Simulazione di cicli di carico tramite Star-CCM+ e ricostruzione 3D 🔬
Il team ha utilizzato Star-CCM+ per discretizzare il dominio della galleria e calcolare le fluttuazioni di pressione su ogni cuneo. I risultati della pressione di aspirazione sono stati tradotti in un segnale di carico ciclico sull'adesivo. Per validare la geometria del cedimento, sono stati impiegati RealityCapture per la fotogrammetria dell'area danneggiata e Revit per integrare il modello BIM della galleria. Ciò ha permesso di correlare le zone di maggior distacco con i picchi di pressione dinamica, generando una mappa della vita utile dell'adesivo. Le animazioni di deformazione hanno mostrato come l'ampiezza della vibrazione del rivestimento aumentasse progressivamente ad ogni ciclo di turbolenza, fino a quando l'energia di deformazione ha superato la tenacità della colla industriale.

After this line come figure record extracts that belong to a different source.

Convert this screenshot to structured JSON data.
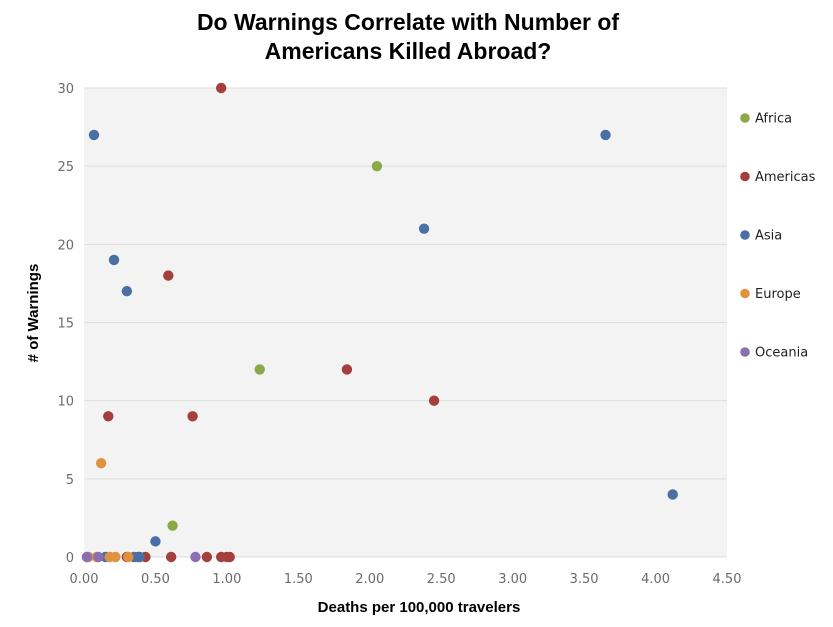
{
  "chart_data": {
    "type": "scatter",
    "title_lines": [
      "Do Warnings Correlate with Number of",
      "Americans Killed Abroad?"
    ],
    "xlabel": "Deaths per 100,000 travelers",
    "ylabel": "# of Warnings",
    "xlim": [
      0,
      4.5
    ],
    "ylim": [
      0,
      30
    ],
    "x_ticks": [
      "0.00",
      "0.50",
      "1.00",
      "1.50",
      "2.00",
      "2.50",
      "3.00",
      "3.50",
      "4.00",
      "4.50"
    ],
    "y_ticks": [
      "0",
      "5",
      "10",
      "15",
      "20",
      "25",
      "30"
    ],
    "grid": true,
    "legend_position": "right",
    "series": [
      {
        "name": "Africa",
        "color": "#8aaa4a",
        "points": [
          [
            1.23,
            12
          ],
          [
            2.05,
            25
          ],
          [
            0.62,
            2
          ]
        ]
      },
      {
        "name": "Americas",
        "color": "#a3403c",
        "points": [
          [
            0.96,
            30
          ],
          [
            0.59,
            18
          ],
          [
            0.17,
            9
          ],
          [
            0.76,
            9
          ],
          [
            1.84,
            12
          ],
          [
            2.45,
            10
          ],
          [
            0.43,
            0
          ],
          [
            0.61,
            0
          ],
          [
            0.86,
            0
          ],
          [
            0.96,
            0
          ],
          [
            1.0,
            0
          ],
          [
            1.02,
            0
          ],
          [
            0.38,
            0
          ],
          [
            0.3,
            0
          ]
        ]
      },
      {
        "name": "Asia",
        "color": "#4a6fa5",
        "points": [
          [
            0.07,
            27
          ],
          [
            3.65,
            27
          ],
          [
            2.38,
            21
          ],
          [
            0.21,
            19
          ],
          [
            0.3,
            17
          ],
          [
            4.12,
            4
          ],
          [
            0.5,
            1
          ],
          [
            0.35,
            0
          ],
          [
            0.39,
            0
          ],
          [
            0.15,
            0
          ]
        ]
      },
      {
        "name": "Europe",
        "color": "#e0933e",
        "points": [
          [
            0.12,
            6
          ],
          [
            0.03,
            0
          ],
          [
            0.09,
            0
          ],
          [
            0.18,
            0
          ],
          [
            0.22,
            0
          ],
          [
            0.31,
            0
          ]
        ]
      },
      {
        "name": "Oceania",
        "color": "#8c6fb0",
        "points": [
          [
            0.02,
            0
          ],
          [
            0.1,
            0
          ],
          [
            0.78,
            0
          ]
        ]
      }
    ]
  }
}
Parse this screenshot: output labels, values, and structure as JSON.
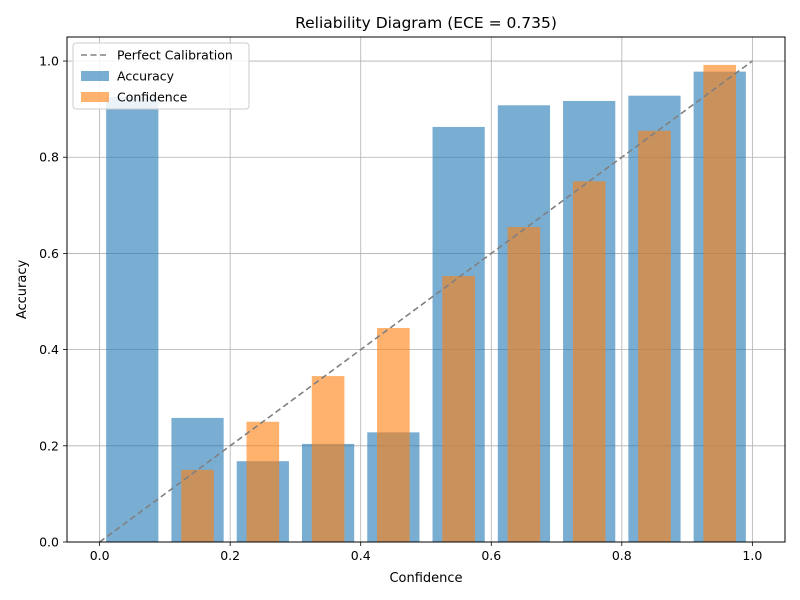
{
  "chart_data": {
    "type": "bar",
    "title": "Reliability Diagram (ECE = 0.735)",
    "xlabel": "Confidence",
    "ylabel": "Accuracy",
    "xlim": [
      -0.05,
      1.05
    ],
    "ylim": [
      0,
      1.05
    ],
    "xticks": [
      0.0,
      0.2,
      0.4,
      0.6,
      0.8,
      1.0
    ],
    "yticks": [
      0.0,
      0.2,
      0.4,
      0.6,
      0.8,
      1.0
    ],
    "grid": true,
    "legend_position": "top-left",
    "bin_centers": [
      0.05,
      0.15,
      0.25,
      0.35,
      0.45,
      0.55,
      0.65,
      0.75,
      0.85,
      0.95
    ],
    "series": [
      {
        "name": "Accuracy",
        "kind": "bar",
        "bar_width": 0.08,
        "color": "#1f77b4",
        "alpha": 0.6,
        "values": [
          0.925,
          0.258,
          0.168,
          0.204,
          0.228,
          0.863,
          0.908,
          0.917,
          0.928,
          0.978
        ]
      },
      {
        "name": "Confidence",
        "kind": "bar",
        "bar_width": 0.05,
        "color": "#ff7f0e",
        "alpha": 0.6,
        "values": [
          null,
          0.15,
          0.25,
          0.345,
          0.445,
          0.553,
          0.655,
          0.75,
          0.855,
          0.992
        ]
      },
      {
        "name": "Perfect Calibration",
        "kind": "line",
        "dash": "dashed",
        "color": "#808080",
        "x": [
          0,
          1
        ],
        "y": [
          0,
          1
        ]
      }
    ]
  }
}
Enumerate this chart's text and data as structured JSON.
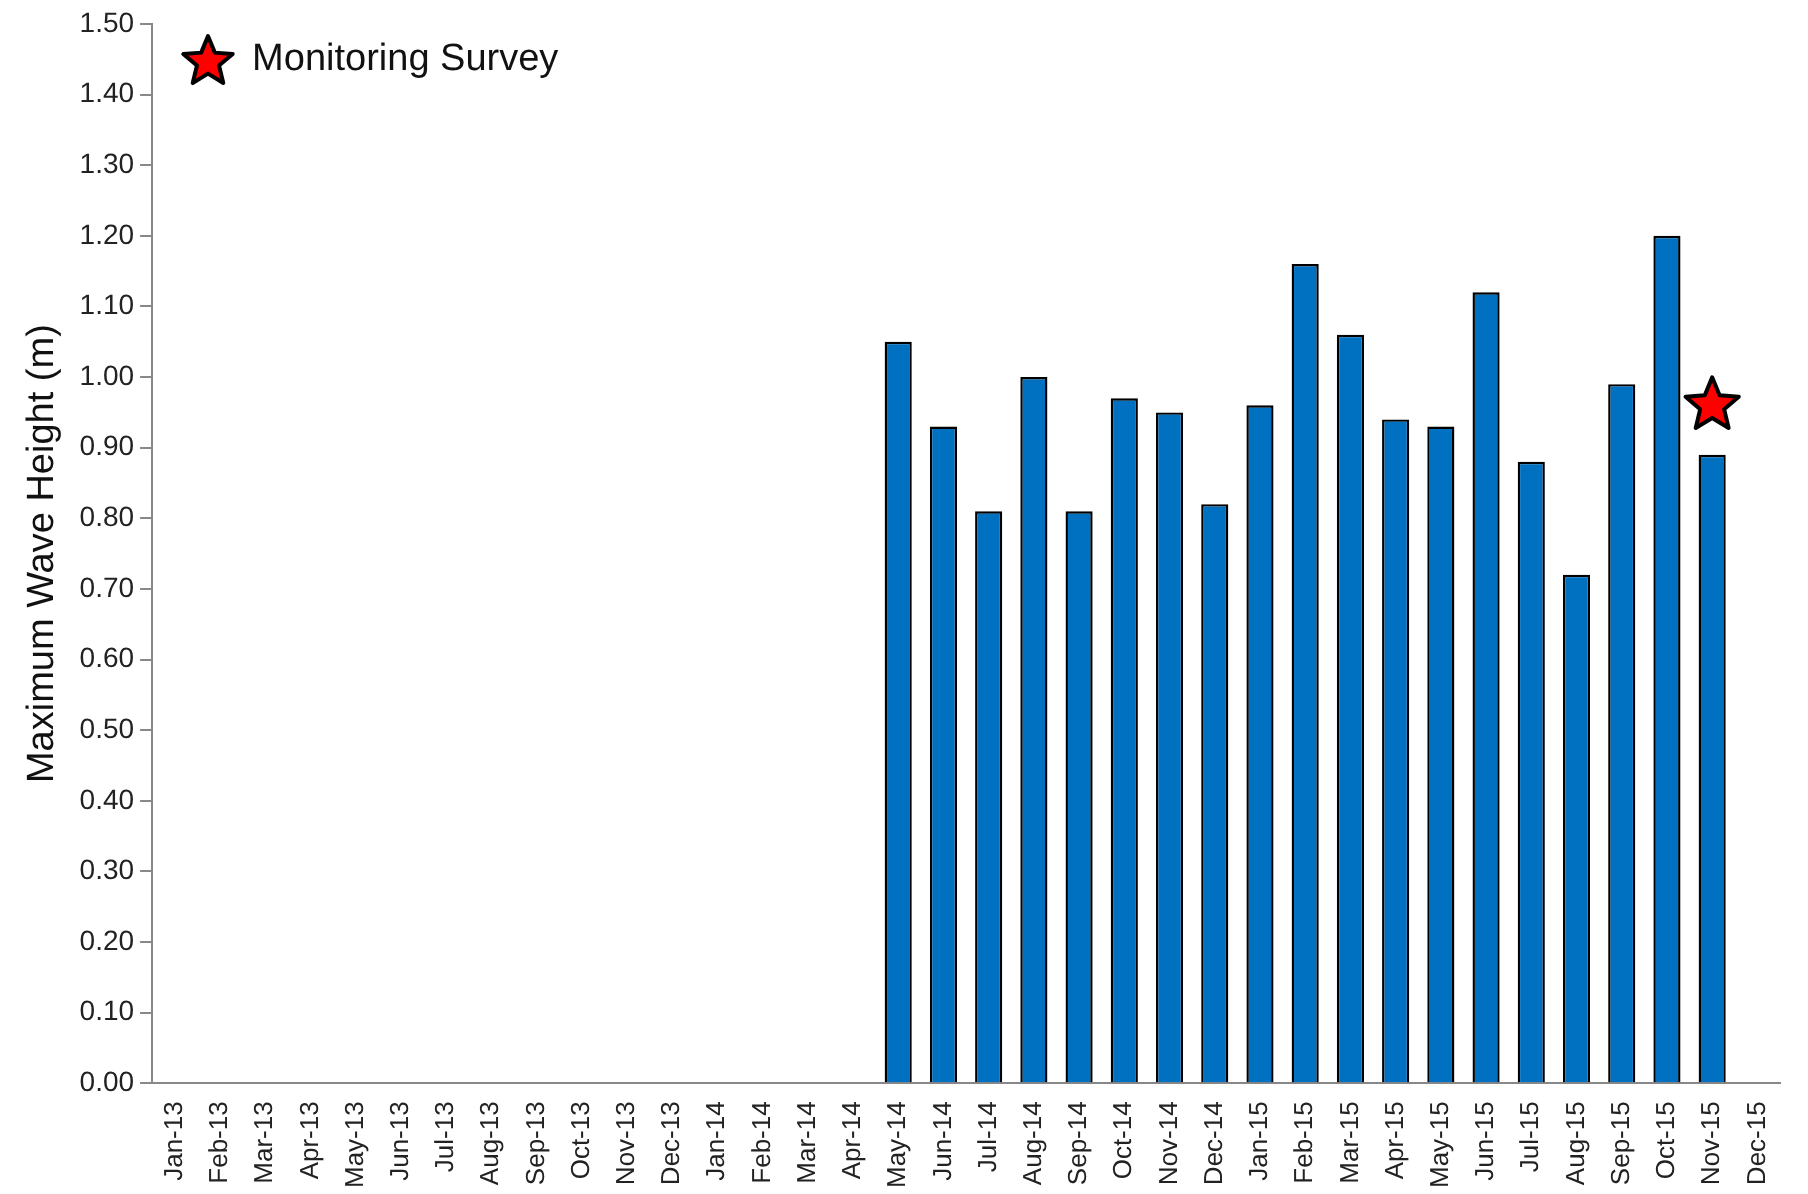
{
  "chart_data": {
    "type": "bar",
    "ylabel": "Maximum Wave Height (m)",
    "categories": [
      "Jan-13",
      "Feb-13",
      "Mar-13",
      "Apr-13",
      "May-13",
      "Jun-13",
      "Jul-13",
      "Aug-13",
      "Sep-13",
      "Oct-13",
      "Nov-13",
      "Dec-13",
      "Jan-14",
      "Feb-14",
      "Mar-14",
      "Apr-14",
      "May-14",
      "Jun-14",
      "Jul-14",
      "Aug-14",
      "Sep-14",
      "Oct-14",
      "Nov-14",
      "Dec-14",
      "Jan-15",
      "Feb-15",
      "Mar-15",
      "Apr-15",
      "May-15",
      "Jun-15",
      "Jul-15",
      "Aug-15",
      "Sep-15",
      "Oct-15",
      "Nov-15",
      "Dec-15"
    ],
    "series": [
      {
        "type": "bar",
        "color": "#0070c0",
        "values": [
          null,
          null,
          null,
          null,
          null,
          null,
          null,
          null,
          null,
          null,
          null,
          null,
          null,
          null,
          null,
          null,
          1.05,
          0.93,
          0.81,
          1.0,
          0.81,
          0.97,
          0.95,
          0.82,
          0.96,
          1.16,
          1.06,
          0.94,
          0.93,
          1.12,
          0.88,
          0.72,
          0.99,
          1.2,
          0.89,
          null
        ]
      },
      {
        "type": "scatter",
        "name": "Monitoring Survey",
        "color": "#ff0000",
        "marker": "star",
        "x": [
          "Nov-15"
        ],
        "values": [
          0.96
        ]
      }
    ],
    "ylim": [
      0,
      1.5
    ],
    "yticks": [
      {
        "value": 0,
        "label": "0.00"
      },
      {
        "value": 0.1,
        "label": "0.10"
      },
      {
        "value": 0.2,
        "label": "0.20"
      },
      {
        "value": 0.3,
        "label": "0.30"
      },
      {
        "value": 0.4,
        "label": "0.40"
      },
      {
        "value": 0.5,
        "label": "0.50"
      },
      {
        "value": 0.6,
        "label": "0.60"
      },
      {
        "value": 0.7,
        "label": "0.70"
      },
      {
        "value": 0.8,
        "label": "0.80"
      },
      {
        "value": 0.9,
        "label": "0.90"
      },
      {
        "value": 1.0,
        "label": "1.00"
      },
      {
        "value": 1.1,
        "label": "1.10"
      },
      {
        "value": 1.2,
        "label": "1.20"
      },
      {
        "value": 1.3,
        "label": "1.30"
      },
      {
        "value": 1.4,
        "label": "1.40"
      },
      {
        "value": 1.5,
        "label": "1.50"
      }
    ],
    "grid": false,
    "legend": "top left"
  }
}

Lezioni per la progettazione di giunti adesivi in ambienti estremi ⚙️
Questo caso dimostra che la fatica meccanica indotta da flusso turbolento non può essere prevista solo con prove statiche. La combinazione di CFD e modellazione 3D consente agli ingegneri di anticipare i cedimenti nei giunti adesivi prima che si verifichino in prove reali. La prossima volta che vedrai un rivestimento staccato in un video di test, ricorda che dietro c'è un ciclo di carico nascosto che il software di simulazione avrebbe già dovuto rilevare.
Quale metodologia di simulazione agli elementi finiti consigliate per modellare la propagazione di cricche per fatica in adesivi strutturali sotto carichi aerodinamici fluttuanti come quelli generati in gallerie del vento ad alta velocità?
(PS: La fatica dei materiali è come la tua dopo 10 ore di simulazione.)